Managing the future is certainly core to NAMCOR’s success; their downstream operations will need to become a defining force in expanding the company. Currently, NAMCOR imports 50 percent of the country’s few demands. It’s strategy, according to Baumann, is to now become a major player in the downstream industry.
“There are other big players like Shell and Total; we don’t want to take them out. Instead, our strategy is to try and get as many storage facilities as possible in the inland of Namibia. We’ve just opened a storage facility which we built ourselves in the northern part of Namibia and that’s pretty much our strategy – to tackle the downstream demand by these strategic storage facilities in strategic places. I think the next will be the coastal harbour town of Walvis Bay.
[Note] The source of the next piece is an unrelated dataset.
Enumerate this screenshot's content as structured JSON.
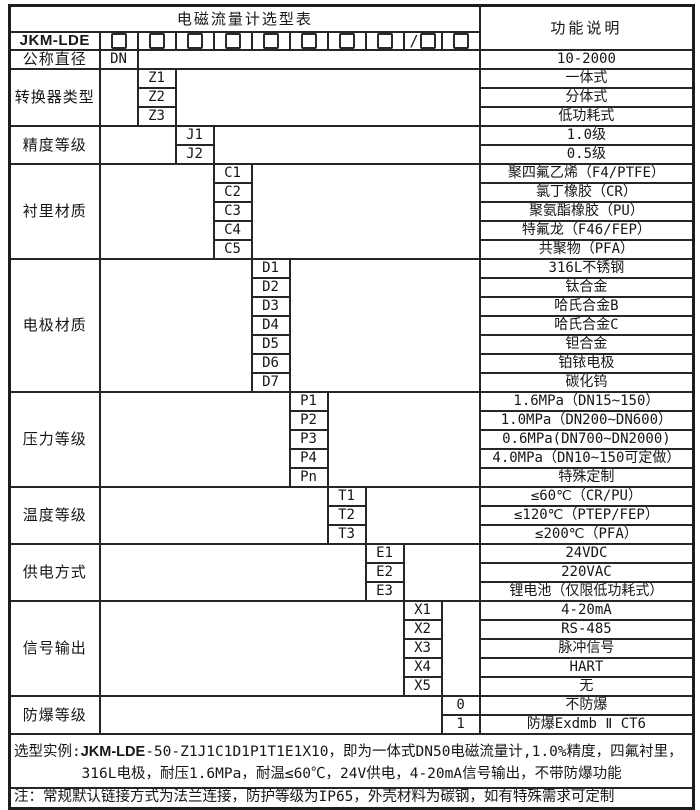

That’s where we’ll put up our next storage facility.”
The idea of strategic planning for the downstream sector is indeed a relatively risky move considering all the unpredictable factors that are included in economically developing countries. But for NAMCOR and Alastair Baumann, it is a risk well worth taking in order to secure their future and hopefully grow within the business that we know as exploration.
Alastair Baumann is Asset Manager for NAMCOR. He received a BSc (Hons) in Geology from the University of the Western Cape.